O primeiro protocolo de intenções nº 01/2025 estabelece ações para fortalecer a atuação ministerial no combate à violência doméstica, garantindo a ampliação dos canais de atendimento às vítimas, a criação de promotorias especializadas e a implementação de equipes multidisciplinares. Além disso, prevê treinamentos contínuos para servidores e promotores, bem como parcerias para o monitoramento das políticas públicas voltadas à proteção das mulheres.
Já o protocolo nº 02/2025 tem como foco a promoção da educação infantil, com o compromisso de ampliar vagas em creches, reduzir filas de espera e estruturar promotorias especializadas na área. A iniciativa busca fortalecer a atuação do Ministério Público na garantia do direito à educação na primeira infância, articulando ações com órgãos públicos e monitorando a aplicação de recursos destinados ao setor.
Ambos os protocolos terão vigência de 24 meses, sem transferência direta de recursos financeiros, sendo executados dentro dos orçamentos institucionais das partes envolvidas.
A corregedora-geral do MPAM, Sílvia Abdala Tuma, ressaltou a importância da correição como um momento de reflexão e aprimoramento. “Estávamos ansiosos por essa oportunidade, não apenas para recebê-los em nossa cidade, mas para pensarmos juntos sobre o futuro do Ministério Público amazonense, sempre alinhados com as expectativas da sociedade e a melhoria do nosso desempenho”, afirmou.
Já a procuradora-geral de Justiça do Amazonas, Leda Mara Nascimento Albuquerque, destacou que a iniciativa do CNMP traz um novo olhar sobre a atuação institucional do Ministério Público.
“Essa correição nos permite avaliar e aprimorar a atuação das promotorias voltadas para os direitos humanos. O combate à violência de gênero e a defesa dos direitos das crianças e adolescentes são prioridades. Além disso, abordaremos temas contemporâneos, como a proteção da comunidade LGBTQIAPN+ e a segurança de dados. Essa avaliação fortalecerá o nosso trabalho e contribuirá para a melhoria das políticas públicas que acompanhamos”, declarou, aos procuradores e promotores de Justiça presentes na solenidade.
Seguindo a programação, o MPAM apresentou dois projetos voltados à defesa dos direitos fundamentais.
O “Juntos pela Vida” busca aumentar a vacinação infantojuvenil no Amazonas, ajudando a reduzir a evasão escolar e fortalecer a saúde pública.
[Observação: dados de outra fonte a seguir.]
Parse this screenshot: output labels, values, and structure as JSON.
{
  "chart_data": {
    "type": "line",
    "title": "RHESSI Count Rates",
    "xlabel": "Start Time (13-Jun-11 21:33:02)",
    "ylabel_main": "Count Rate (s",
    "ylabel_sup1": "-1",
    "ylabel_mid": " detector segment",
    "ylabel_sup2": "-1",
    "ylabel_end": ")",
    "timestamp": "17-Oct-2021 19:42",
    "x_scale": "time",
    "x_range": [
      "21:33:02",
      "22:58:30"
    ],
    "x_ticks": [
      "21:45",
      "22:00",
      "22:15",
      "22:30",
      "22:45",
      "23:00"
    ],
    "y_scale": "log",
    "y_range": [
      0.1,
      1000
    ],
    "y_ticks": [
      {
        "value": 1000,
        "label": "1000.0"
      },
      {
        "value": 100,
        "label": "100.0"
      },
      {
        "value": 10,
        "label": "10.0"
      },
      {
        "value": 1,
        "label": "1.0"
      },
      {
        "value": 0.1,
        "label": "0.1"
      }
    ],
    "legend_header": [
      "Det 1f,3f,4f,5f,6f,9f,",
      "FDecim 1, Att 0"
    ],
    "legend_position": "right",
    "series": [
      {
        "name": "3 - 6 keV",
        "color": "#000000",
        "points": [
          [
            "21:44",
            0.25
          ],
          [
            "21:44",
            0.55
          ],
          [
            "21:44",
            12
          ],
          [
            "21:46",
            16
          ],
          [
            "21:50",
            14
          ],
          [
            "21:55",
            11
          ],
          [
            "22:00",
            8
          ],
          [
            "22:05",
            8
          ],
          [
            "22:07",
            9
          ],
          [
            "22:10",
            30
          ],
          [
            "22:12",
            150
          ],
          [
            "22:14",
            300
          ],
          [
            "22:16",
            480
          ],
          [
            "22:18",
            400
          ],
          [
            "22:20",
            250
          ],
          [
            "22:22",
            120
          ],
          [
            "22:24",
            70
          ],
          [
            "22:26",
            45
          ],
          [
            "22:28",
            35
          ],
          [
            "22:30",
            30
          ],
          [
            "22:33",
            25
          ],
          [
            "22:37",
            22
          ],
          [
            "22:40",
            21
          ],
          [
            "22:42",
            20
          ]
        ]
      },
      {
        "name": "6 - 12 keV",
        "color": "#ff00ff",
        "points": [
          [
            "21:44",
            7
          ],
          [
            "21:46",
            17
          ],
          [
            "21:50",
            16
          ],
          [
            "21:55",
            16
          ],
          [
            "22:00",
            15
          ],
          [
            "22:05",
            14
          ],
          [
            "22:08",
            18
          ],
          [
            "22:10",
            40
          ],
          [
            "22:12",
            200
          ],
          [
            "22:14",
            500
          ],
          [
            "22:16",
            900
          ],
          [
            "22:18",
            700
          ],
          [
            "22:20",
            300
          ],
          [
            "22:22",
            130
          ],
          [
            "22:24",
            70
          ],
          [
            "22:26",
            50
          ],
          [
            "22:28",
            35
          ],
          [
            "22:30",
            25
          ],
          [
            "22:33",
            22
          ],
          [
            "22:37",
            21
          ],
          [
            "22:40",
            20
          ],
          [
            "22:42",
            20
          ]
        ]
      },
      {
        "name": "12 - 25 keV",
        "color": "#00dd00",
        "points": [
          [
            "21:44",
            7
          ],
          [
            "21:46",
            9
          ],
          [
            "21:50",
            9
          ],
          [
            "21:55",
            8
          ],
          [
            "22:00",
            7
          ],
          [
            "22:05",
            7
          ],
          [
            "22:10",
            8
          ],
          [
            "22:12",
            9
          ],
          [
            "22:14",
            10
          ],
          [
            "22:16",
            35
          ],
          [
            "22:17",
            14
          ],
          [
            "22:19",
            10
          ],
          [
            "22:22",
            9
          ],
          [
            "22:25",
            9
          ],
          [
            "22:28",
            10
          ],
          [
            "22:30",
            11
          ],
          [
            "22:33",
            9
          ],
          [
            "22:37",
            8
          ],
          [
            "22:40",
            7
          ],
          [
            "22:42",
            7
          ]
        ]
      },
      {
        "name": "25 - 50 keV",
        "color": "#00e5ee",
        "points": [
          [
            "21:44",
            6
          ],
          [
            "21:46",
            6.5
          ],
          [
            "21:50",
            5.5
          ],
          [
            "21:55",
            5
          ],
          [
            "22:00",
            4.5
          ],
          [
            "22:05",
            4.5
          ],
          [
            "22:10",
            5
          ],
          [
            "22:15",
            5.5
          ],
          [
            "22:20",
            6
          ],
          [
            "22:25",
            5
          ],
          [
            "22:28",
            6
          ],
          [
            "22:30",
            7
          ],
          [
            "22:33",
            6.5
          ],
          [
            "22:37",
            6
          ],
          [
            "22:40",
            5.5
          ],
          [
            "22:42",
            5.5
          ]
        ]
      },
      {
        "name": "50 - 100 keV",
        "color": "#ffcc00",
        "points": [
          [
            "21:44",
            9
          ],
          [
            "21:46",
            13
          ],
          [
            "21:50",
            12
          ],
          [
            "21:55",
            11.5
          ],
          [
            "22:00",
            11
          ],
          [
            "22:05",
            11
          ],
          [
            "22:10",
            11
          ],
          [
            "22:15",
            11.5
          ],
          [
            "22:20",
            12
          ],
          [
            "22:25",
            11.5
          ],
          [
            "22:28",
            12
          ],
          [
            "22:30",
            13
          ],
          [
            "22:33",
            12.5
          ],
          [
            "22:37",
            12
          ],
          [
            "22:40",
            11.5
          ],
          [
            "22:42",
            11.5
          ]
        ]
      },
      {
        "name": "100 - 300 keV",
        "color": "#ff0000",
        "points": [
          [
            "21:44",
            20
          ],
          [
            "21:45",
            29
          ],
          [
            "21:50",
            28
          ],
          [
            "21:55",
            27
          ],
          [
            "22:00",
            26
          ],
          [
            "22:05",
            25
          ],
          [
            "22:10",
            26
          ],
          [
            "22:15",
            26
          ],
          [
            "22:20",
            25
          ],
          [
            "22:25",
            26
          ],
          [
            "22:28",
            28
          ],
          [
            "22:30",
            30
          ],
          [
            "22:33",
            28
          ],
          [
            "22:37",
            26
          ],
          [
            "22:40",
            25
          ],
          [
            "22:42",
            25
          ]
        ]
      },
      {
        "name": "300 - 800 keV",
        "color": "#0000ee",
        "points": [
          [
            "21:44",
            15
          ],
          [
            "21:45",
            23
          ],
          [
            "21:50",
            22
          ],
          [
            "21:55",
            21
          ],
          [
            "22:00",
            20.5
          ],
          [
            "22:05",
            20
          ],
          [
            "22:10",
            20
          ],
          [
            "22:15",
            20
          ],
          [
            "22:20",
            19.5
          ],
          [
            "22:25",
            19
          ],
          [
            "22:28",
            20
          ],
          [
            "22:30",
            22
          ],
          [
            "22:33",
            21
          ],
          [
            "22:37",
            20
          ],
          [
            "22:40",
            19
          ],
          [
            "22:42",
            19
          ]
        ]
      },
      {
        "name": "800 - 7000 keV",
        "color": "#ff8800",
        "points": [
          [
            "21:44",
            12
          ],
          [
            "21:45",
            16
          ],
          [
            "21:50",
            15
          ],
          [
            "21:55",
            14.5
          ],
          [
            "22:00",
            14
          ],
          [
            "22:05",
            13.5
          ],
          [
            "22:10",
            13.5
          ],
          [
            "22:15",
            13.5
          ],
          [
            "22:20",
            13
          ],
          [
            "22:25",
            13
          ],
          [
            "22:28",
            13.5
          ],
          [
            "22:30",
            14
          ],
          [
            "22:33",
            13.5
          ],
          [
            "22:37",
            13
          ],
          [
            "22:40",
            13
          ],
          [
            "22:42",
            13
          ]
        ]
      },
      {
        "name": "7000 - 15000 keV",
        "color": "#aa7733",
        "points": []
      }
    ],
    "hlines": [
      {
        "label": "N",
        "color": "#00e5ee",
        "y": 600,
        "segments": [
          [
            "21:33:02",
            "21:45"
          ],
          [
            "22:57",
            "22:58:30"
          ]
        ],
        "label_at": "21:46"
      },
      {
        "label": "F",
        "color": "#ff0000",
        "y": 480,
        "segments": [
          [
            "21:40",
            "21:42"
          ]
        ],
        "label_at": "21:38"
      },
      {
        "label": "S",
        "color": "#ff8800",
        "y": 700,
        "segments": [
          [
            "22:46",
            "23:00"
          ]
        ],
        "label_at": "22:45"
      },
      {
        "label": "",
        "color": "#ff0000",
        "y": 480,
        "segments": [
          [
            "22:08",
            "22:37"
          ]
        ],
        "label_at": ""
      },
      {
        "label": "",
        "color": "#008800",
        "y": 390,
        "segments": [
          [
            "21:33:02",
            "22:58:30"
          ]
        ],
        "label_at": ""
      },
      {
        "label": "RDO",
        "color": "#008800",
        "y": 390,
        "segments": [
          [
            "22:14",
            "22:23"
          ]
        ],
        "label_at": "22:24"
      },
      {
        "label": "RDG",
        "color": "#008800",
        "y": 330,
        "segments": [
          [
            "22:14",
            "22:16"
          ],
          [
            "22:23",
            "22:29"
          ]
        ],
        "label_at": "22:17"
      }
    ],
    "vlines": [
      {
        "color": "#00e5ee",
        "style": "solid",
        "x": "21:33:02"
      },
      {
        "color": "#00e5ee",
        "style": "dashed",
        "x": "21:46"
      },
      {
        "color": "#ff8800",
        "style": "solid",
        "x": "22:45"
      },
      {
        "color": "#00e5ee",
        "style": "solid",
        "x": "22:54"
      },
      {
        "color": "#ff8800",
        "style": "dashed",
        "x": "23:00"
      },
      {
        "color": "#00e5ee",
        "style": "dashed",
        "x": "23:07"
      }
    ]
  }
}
A iniciativa combate a desinformação, aproxima o órgão das escolas e famílias e certifica as instituições de ensino participantes, oferecendo apoio e reconhecimento público.
O “IDH+ Cidadania e Justiça Social”, por sua vez, foi criado para enfrentar os baixos índices de desenvolvimento social nos municípios do estado. Em parceria com o Atlas ODS AM, o projeto monitora dados, capacita gestores públicos e reformula políticas alinhadas aos Objetivos de Desenvolvimento Sustentável (ODS) da ONU, incentivando o engajamento comunitário e a redução das desigualdades socioeconômicas.
A correição seguirá ao longo da semana, promovendo diagnósticos e debates sobre a atuação do MPAM na defesa dos direitos fundamentais no Amazonas.